The articulated goal of the case is to shield employers like the LSOP from liability for violation of the Affordable Care Act’s mandate that contraception be covered as part of women’s health care insurance. The lawsuit asserts that a mere signature on a government-supplied exemption form violates their “sincerely held religious beliefs” against birth control and abortion, because it would trigger coverage from other sources. Why on earth would an obscure and small group of elderly nuns who provide care for the elderly launch this major lawsuit? It doesn’t take me long to figure that out.

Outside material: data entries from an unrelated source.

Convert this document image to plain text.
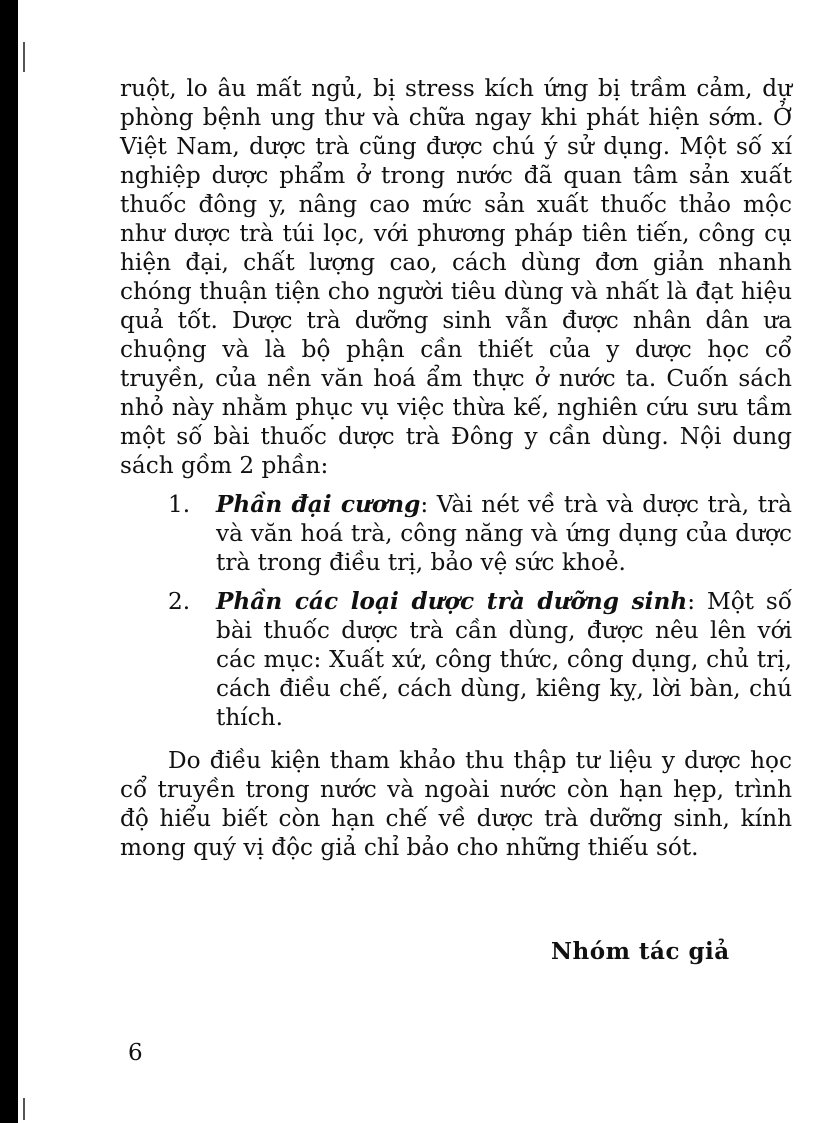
ruột, lo âu mất ngủ, bị stress kích ứng bị trầm cảm, dự phòng bệnh ung thư và chữa ngay khi phát hiện sớm. Ở Việt Nam, dược trà cũng được chú ý sử dụng. Một số xí nghiệp dược phẩm ở trong nước đã quan tâm sản xuất thuốc đông y, nâng cao mức sản xuất thuốc thảo mộc như dược trà túi lọc, với phương pháp tiên tiến, công cụ hiện đại, chất lượng cao, cách dùng đơn giản nhanh chóng thuận tiện cho người tiêu dùng và nhất là đạt hiệu quả tốt. Dược trà dưỡng sinh vẫn được nhân dân ưa chuộng và là bộ phận cần thiết của y dược học cổ truyền, của nền văn hoá ẩm thực ở nước ta. Cuốn sách nhỏ này nhằm phục vụ việc thừa kế, nghiên cứu sưu tầm một số bài thuốc dược trà Đông y cần dùng. Nội dung sách gồm 2 phần:

1. Phần đại cương: Vài nét về trà và dược trà, trà và văn hoá trà, công năng và ứng dụng của dược trà trong điều trị, bảo vệ sức khoẻ.
2. Phần các loại dược trà dưỡng sinh: Một số bài thuốc dược trà cần dùng, được nêu lên với các mục: Xuất xứ, công thức, công dụng, chủ trị, cách điều chế, cách dùng, kiêng kỵ, lời bàn, chú thích.

Do điều kiện tham khảo thu thập tư liệu y dược học cổ truyền trong nước và ngoài nước còn hạn hẹp, trình độ hiểu biết còn hạn chế về dược trà dưỡng sinh, kính mong quý vị độc giả chỉ bảo cho những thiếu sót.

Nhóm tác giả
6
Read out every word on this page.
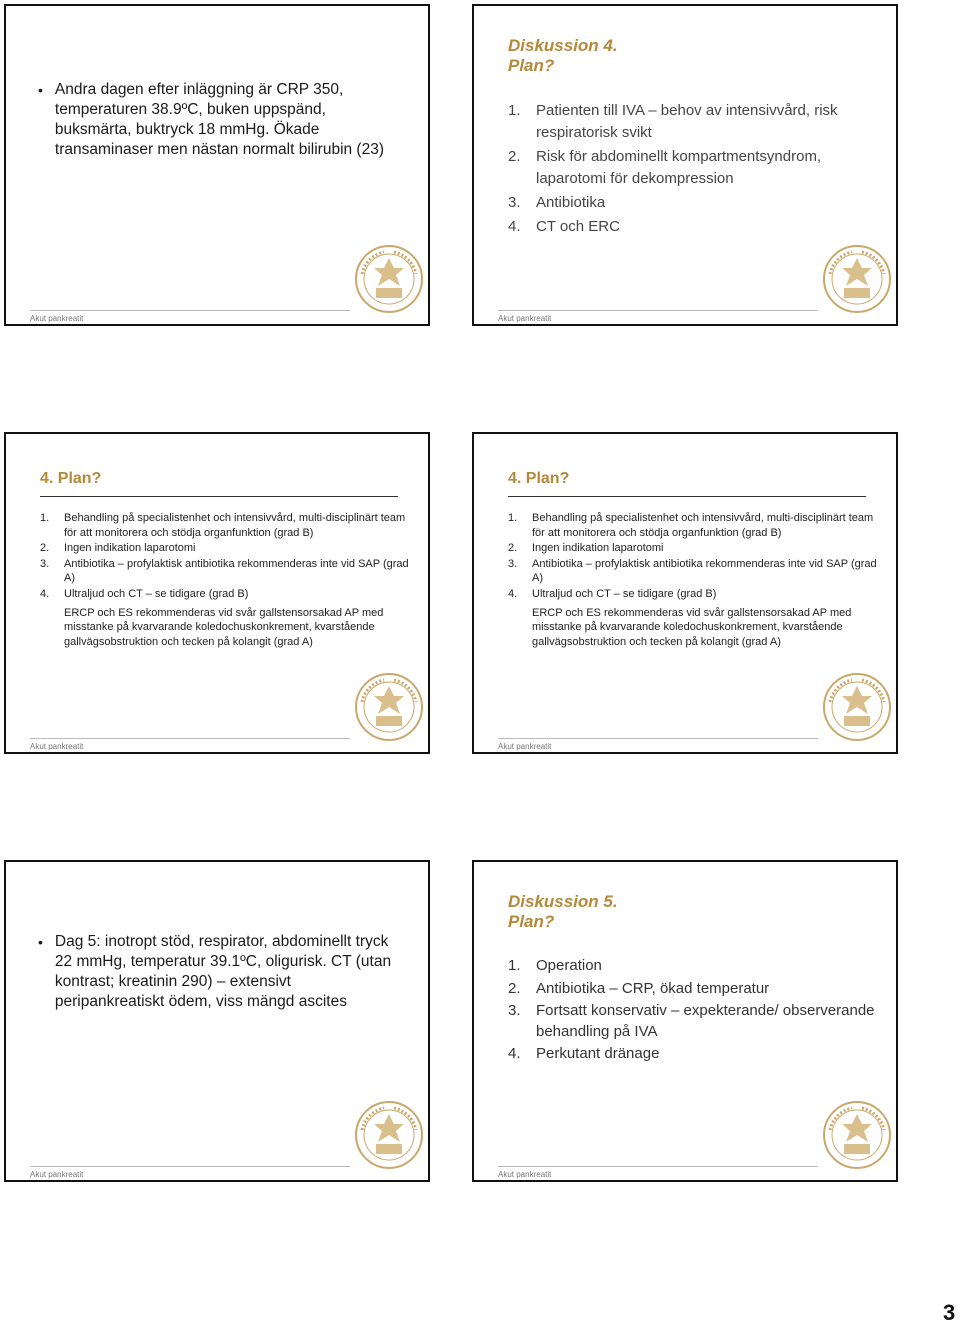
• Andra dagen efter inläggning är CRP 350, temperaturen 38.9ºC, buken uppspänd, buksmärta, buktryck 18 mmHg. Ökade transaminaser men nästan normalt bilirubin (23)
Akut pankreatit
Diskussion 4.
Plan?
1.	Patienten till IVA – behov av intensivvård, risk respiratorisk svikt
2.	Risk för abdominellt kompartmentsyndrom, laparotomi för dekompression
3.	Antibiotika
4.	CT och ERC
Akut pankreatit
4. Plan?
1.	Behandling på specialistenhet och intensivvård, multi-disciplinärt team för att monitorera och stödja organfunktion (grad B)
2.	Ingen indikation laparotomi
3.	Antibiotika – profylaktisk antibiotika rekommenderas inte vid SAP (grad A)
4.	Ultraljud och CT – se tidigare (grad B)
ERCP och ES rekommenderas vid svår gallstensorsakad AP med misstanke på kvarvarande koledochuskonkrement, kvarstående gallvägsobstruktion och tecken på kolangit (grad A)
Akut pankreatit
4. Plan?
1.	Behandling på specialistenhet och intensivvård, multi-disciplinärt team för att monitorera och stödja organfunktion (grad B)
2.	Ingen indikation laparotomi
3.	Antibiotika – profylaktisk antibiotika rekommenderas inte vid SAP (grad A)
4.	Ultraljud och CT – se tidigare (grad B)
ERCP och ES rekommenderas vid svår gallstensorsakad AP med misstanke på kvarvarande koledochuskonkrement, kvarstående gallvägsobstruktion och tecken på kolangit (grad A)
Akut pankreatit
• Dag 5: inotropt stöd, respirator, abdominellt tryck 22 mmHg, temperatur 39.1ºC, oligurisk. CT (utan kontrast; kreatinin 290) – extensivt peripankreatiskt ödem, viss mängd ascites
Akut pankreatit
Diskussion 5.
Plan?
1.	Operation
2.	Antibiotika – CRP, ökad temperatur
3.	Fortsatt konservativ – expekterande/ observerande behandling på IVA
4.	Perkutant dränage
Akut pankreatit
3
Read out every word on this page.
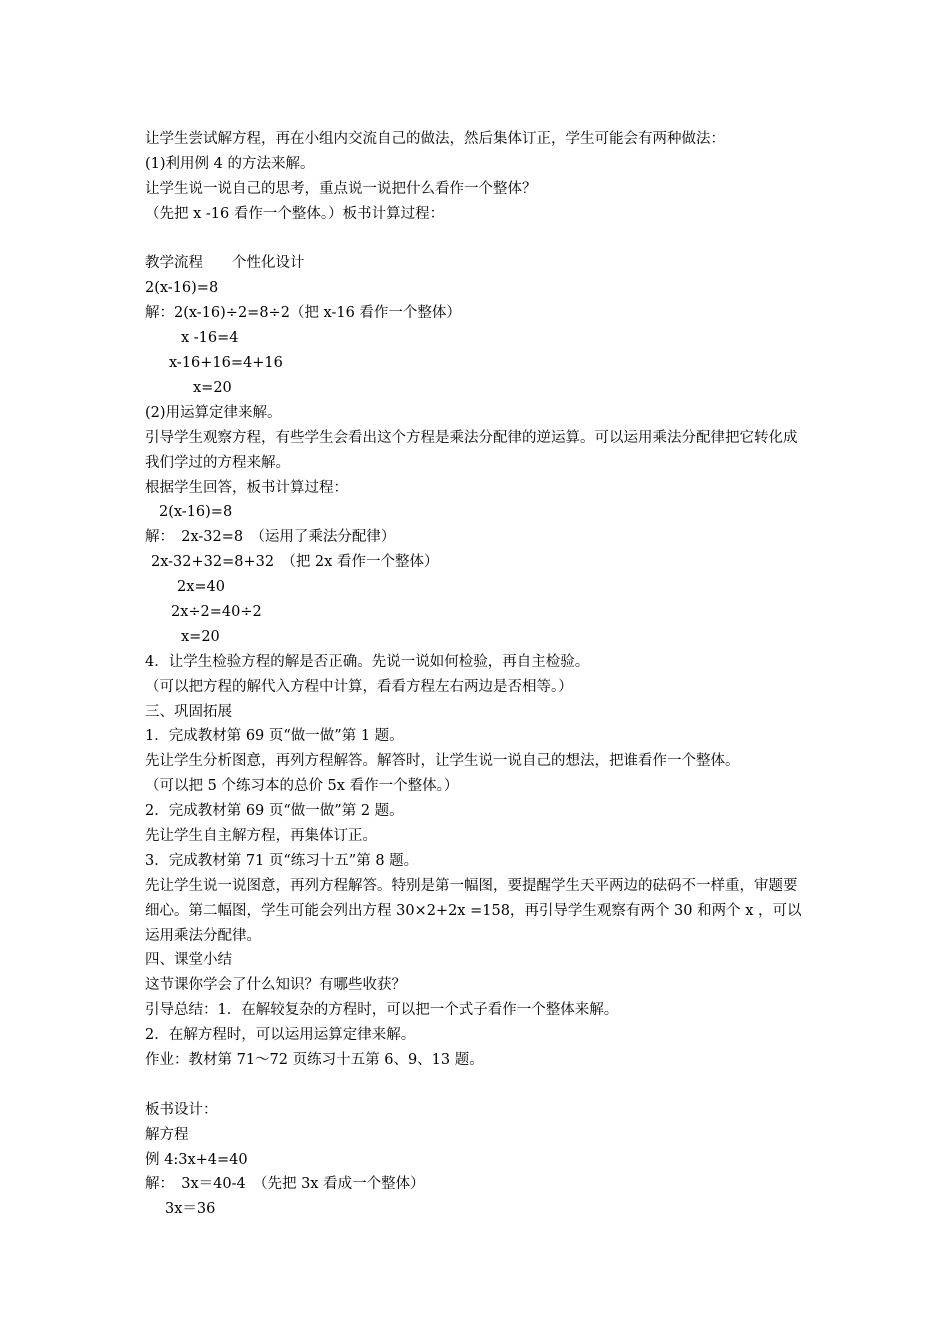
让学生尝试解方程，再在小组内交流自己的做法，然后集体订正，学生可能会有两种做法：
(1)利用例 4 的方法来解。
让学生说一说自己的思考，重点说一说把什么看作一个整体？
（先把 x -16 看作一个整体。）板书计算过程：
教学流程　　个性化设计
2(x-16)=8
解：2(x-16)÷2=8÷2（把 x-16 看作一个整体）
x -16=4
x-16+16=4+16
x=20
(2)用运算定律来解。
引导学生观察方程，有些学生会看出这个方程是乘法分配律的逆运算。可以运用乘法分配律把它转化成我们学过的方程来解。
根据学生回答，板书计算过程：
2(x-16)=8
解：　2x-32=8　（运用了乘法分配律）
2x-32+32=8+32　（把 2x 看作一个整体）
2x=40
2x÷2=40÷2
x=20
4．让学生检验方程的解是否正确。先说一说如何检验，再自主检验。
（可以把方程的解代入方程中计算，看看方程左右两边是否相等。）
三、巩固拓展
1．完成教材第 69 页“做一做”第 1 题。
先让学生分析图意，再列方程解答。解答时，让学生说一说自己的想法，把谁看作一个整体。
（可以把 5 个练习本的总价 5x 看作一个整体。）
2．完成教材第 69 页“做一做”第 2 题。
先让学生自主解方程，再集体订正。
3．完成教材第 71 页“练习十五”第 8 题。
先让学生说一说图意，再列方程解答。特别是第一幅图，要提醒学生天平两边的砝码不一样重，审题要细心。第二幅图，学生可能会列出方程 30×2+2x =158，再引导学生观察有两个 30 和两个 x ，可以运用乘法分配律。
四、课堂小结
这节课你学会了什么知识？有哪些收获？
引导总结：1．在解较复杂的方程时，可以把一个式子看作一个整体来解。
2．在解方程时，可以运用运算定律来解。
作业：教材第 71～72 页练习十五第 6、9、13 题。
板书设计：
解方程
例 4:3x+4=40
解：　3x＝40-4　（先把 3x 看成一个整体）
3x＝36
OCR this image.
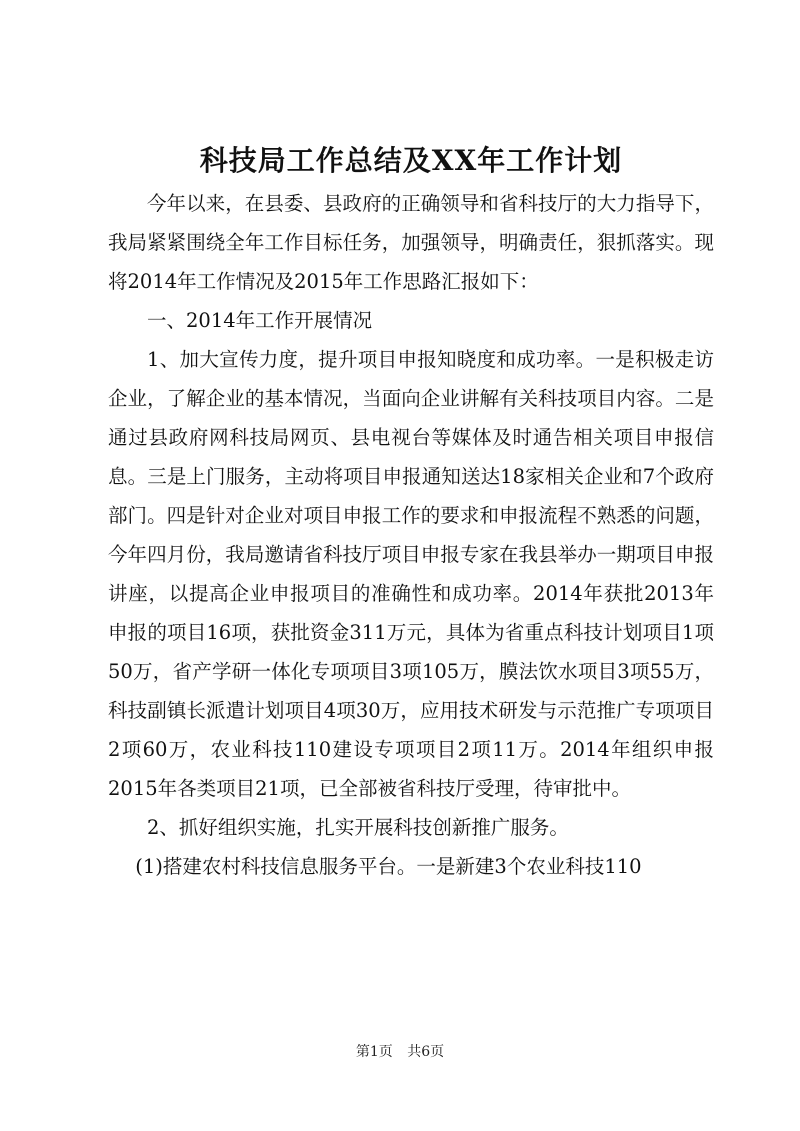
科技局工作总结及XX年工作计划

今年以来，在县委、县政府的正确领导和省科技厅的大力指导下，我局紧紧围绕全年工作目标任务，加强领导，明确责任，狠抓落实。现将2014年工作情况及2015年工作思路汇报如下：

一、2014年工作开展情况

1、加大宣传力度，提升项目申报知晓度和成功率。一是积极走访企业，了解企业的基本情况，当面向企业讲解有关科技项目内容。二是通过县政府网科技局网页、县电视台等媒体及时通告相关项目申报信息。三是上门服务，主动将项目申报通知送达18家相关企业和7个政府部门。四是针对企业对项目申报工作的要求和申报流程不熟悉的问题，今年四月份，我局邀请省科技厅项目申报专家在我县举办一期项目申报讲座，以提高企业申报项目的准确性和成功率。2014年获批2013年申报的项目16项，获批资金311万元，具体为省重点科技计划项目1项50万，省产学研一体化专项项目3项105万，膜法饮水项目3项55万，科技副镇长派遣计划项目4项30万，应用技术研发与示范推广专项项目2项60万，农业科技110建设专项项目2项11万。2014年组织申报2015年各类项目21项，已全部被省科技厅受理，待审批中。

2、抓好组织实施，扎实开展科技创新推广服务。

(1)搭建农村科技信息服务平台。一是新建3个农业科技110

第1页 共6页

Who better than a group of veiled virgins to fight on the front lines in the Church’s war against modern Jezebels? The American Catholic Bishops in all their finery, the real parties in interest, wouldn’t cut nearly as sympathetic a figure as the anachronistic nuns. So their lawyers trotted out the veiled nuns as a human shield for the bishops.
Several years earlier, the heads of many orders of nuns, representing 59,000 nuns around the country, had signed a letter to Congress urging passage of Obamacare as a genuinely “pro-life” measure because it provided $250 million in health care for pregnant women and children. The American Catholic Bishops who opposed the bill were furious. In Zubick v. Burwell, parading veiled nuns as plaintiffs, the bishops used an obvious public relations ploy to visually undermine the vast majority of nuns who supported Obamacare.
The nuns I admired growing up were part of a long line of feminists who were involved in the world and dedicated to important work. Some of them became the “nuns on the bus,” who sought to help the poor and the sick. Others headed NGOs at the United Nations. Several went to prison for trespassing on federal property to protest nuclear armaments. Nuns have been unsung activists who figure significantly in our nation’s history and have paid a price.
In 2008, prompted by two archconservative American cardinals, who themselves were implicated in the pedophilia scandal roiling dioceses all over the country, the Vatican under Pope Benedict, subjected, the Leadership Council of Women Religious to a humiliating and intrusive investigation for exhibiting “a certain feminist spirit.” The nuns had brought down the wrath of the Church because they had prioritized social service to the poor and oppressed over proselytizing against homosexuality and abortion.
The investigation was shut down a few years after the investiture of Pope Francis. A photo memorializing the occasion that graced newspapers across the country is in striking contrast to the recent one in front of the Supreme Court. Nuns representing the Leadership Council of Women Religious, four smiling elderly women, professionally dressed and sporting gray hair, sat across the desk from Pope Francis in his study in the Vatican. The pope was smiling too as he thanked the nuns for their service.
The exploitation and subjugation of women by the Church, as evidenced in the Zubick v. Burwell case, is nothing new. My childhood recognition of this institutional misogyny ultimately led me to my life in the law, where I pursued civil rights cases as part of my spiritual journey, which might be called “Eat, Pray, Litigate.” And it was a feminist nun, Sister Mary Linus, who sent me on my way.